The Empress of India
Maritje van der Spoel
Journalist, Sister of Agent Odessa
Bio:
Early Life in Amsterdam
Maritje (pronounced Marika) was born from a physican father and artist mother in the village of Buiksloot, in the vicinity of Amsterdam. She was a strong willed youngest daughter of the family. Her oldest sister, Catriona, was studying art in Utrech and left for India with her English husband in 1846 when she was 13. Maritje drew from both of her parents and grew into an articulate and artistic young woman.
University of Groningen
In 1849, at the age of 16, Maritje boarded in Groningen to attend the University. She was initially interested in Anthropology, but soon found a passion into writing about current affairs. She spent liberally and had to downgrade her lifestyle once or twice to make ends meet until she began writing for a wage in a local newspaper. She failed to impress the University of Groningen and had to give up on getting a degree even though she had performed on par with her male counterparts.
Life in Cambridge
Maritje moved to England in hope to find a more receptive environment to study. She visited Cambridge and spend a years taking courses. She found that she could make ends meet quite effectively by writing for columns distributed in select circles in London. She found a niche writing about technology and progress and became a sought after name to read in the “in” circles of the metropolis. She befriended Professor Mermond, a phycisist in Cambridge, who began feeding her with scoops for seminars and interviews with distinguished visiting scientists.

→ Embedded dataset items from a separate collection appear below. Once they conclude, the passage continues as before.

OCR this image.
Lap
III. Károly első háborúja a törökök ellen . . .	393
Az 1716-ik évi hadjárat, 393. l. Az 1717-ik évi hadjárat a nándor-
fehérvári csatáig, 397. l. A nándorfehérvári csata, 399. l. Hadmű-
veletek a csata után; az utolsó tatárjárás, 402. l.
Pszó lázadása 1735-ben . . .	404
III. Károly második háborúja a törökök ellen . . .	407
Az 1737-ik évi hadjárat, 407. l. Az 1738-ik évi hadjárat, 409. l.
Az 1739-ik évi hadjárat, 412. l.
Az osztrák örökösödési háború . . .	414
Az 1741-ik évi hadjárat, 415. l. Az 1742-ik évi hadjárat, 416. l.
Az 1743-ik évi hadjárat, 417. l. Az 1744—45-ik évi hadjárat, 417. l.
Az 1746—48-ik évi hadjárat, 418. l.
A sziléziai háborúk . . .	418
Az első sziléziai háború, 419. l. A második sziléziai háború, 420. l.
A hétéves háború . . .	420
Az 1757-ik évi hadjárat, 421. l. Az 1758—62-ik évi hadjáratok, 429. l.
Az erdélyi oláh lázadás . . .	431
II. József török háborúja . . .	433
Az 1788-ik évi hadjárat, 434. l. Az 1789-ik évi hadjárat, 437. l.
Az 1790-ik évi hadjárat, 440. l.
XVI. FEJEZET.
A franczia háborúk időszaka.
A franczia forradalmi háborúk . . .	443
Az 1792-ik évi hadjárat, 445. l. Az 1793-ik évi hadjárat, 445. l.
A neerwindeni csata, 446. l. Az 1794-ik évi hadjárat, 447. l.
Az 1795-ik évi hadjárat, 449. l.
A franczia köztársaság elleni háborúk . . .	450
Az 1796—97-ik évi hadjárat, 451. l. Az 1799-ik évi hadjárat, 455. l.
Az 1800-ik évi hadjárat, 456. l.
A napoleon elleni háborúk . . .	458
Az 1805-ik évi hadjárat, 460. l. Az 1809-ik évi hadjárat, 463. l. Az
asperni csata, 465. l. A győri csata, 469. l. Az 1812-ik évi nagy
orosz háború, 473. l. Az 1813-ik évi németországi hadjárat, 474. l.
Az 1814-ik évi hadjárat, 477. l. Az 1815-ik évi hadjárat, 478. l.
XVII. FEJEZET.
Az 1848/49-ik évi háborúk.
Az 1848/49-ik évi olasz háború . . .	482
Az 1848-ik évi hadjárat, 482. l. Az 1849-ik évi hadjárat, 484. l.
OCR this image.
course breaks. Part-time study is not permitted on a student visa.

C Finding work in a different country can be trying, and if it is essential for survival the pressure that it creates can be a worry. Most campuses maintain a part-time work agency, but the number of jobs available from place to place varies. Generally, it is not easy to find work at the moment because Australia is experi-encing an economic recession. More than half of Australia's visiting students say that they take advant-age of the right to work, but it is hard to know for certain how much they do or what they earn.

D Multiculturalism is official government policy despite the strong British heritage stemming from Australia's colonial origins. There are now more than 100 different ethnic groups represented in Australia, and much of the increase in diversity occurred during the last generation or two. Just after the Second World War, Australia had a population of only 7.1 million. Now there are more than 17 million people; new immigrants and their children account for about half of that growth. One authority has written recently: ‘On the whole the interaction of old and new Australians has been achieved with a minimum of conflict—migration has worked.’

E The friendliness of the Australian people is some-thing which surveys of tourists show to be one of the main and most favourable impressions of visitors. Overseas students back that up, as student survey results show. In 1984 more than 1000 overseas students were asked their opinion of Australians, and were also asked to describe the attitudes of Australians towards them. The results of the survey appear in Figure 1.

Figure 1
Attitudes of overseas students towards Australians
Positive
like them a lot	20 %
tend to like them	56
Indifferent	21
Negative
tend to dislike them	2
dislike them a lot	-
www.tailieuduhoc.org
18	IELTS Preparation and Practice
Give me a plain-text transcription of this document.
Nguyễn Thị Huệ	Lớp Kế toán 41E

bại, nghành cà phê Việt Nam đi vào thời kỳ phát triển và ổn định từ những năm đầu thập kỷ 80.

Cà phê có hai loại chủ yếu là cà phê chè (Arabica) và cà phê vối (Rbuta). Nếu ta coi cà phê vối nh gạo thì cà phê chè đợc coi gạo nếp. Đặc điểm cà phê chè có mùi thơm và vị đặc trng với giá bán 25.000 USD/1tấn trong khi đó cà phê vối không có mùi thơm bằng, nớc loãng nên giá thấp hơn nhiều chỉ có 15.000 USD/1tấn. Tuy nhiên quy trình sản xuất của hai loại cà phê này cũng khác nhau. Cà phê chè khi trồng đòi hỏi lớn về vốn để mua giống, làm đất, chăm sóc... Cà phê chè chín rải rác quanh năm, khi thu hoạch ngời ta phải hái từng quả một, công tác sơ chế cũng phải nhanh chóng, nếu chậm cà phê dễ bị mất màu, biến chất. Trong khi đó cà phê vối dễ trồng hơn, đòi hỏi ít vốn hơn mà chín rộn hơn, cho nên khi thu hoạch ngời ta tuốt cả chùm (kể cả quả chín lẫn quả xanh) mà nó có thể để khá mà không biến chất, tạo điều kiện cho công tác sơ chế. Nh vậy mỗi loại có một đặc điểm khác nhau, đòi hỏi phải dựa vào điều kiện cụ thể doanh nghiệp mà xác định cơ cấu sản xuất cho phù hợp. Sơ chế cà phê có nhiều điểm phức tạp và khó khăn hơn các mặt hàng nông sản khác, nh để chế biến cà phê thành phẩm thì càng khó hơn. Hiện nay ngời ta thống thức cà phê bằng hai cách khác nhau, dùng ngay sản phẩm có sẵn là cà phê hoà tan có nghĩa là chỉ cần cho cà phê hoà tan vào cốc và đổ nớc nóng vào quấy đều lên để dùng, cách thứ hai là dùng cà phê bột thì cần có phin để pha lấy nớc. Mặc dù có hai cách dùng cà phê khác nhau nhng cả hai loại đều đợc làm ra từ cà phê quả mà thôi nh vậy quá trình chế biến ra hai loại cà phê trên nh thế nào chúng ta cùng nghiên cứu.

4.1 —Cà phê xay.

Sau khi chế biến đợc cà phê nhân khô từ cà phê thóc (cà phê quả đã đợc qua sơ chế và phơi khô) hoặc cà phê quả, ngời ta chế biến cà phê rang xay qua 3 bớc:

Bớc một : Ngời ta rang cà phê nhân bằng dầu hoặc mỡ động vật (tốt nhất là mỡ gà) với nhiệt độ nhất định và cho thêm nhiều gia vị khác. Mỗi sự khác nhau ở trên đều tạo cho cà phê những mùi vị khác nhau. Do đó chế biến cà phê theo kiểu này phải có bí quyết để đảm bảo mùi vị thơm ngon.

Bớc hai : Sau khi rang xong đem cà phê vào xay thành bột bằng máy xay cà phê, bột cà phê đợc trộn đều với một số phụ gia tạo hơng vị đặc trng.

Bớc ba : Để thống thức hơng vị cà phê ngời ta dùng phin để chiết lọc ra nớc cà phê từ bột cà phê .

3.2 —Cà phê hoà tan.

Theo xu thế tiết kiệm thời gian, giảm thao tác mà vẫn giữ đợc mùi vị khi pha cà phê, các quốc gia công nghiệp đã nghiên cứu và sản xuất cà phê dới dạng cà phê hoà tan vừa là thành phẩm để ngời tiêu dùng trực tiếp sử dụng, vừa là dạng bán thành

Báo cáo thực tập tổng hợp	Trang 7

The year was now 1853: the news from India weren’t good as her dear sister’s marriage had fallen apart and Catriona’s husband had died of a brain haemorrhage.
Last few years in London
Maritje spent the next 4 years in London maintaining her reputation as a chroniclers for a number of low-issues pamphlet mostly read by the aristocracy. Her ability to fetch the righ story really paid the bills. She began cultivating a relationship with a family leader, Sir Phillip Dermott, whom moved to India in the meantime.
On christmas 1856, she received a letter from her sister begging to travel to India and help her being exonerated of espionage charges. Maritje left London for Calcutta within the week: Kate may have been a flaky artist, but she wasn’t really spy material.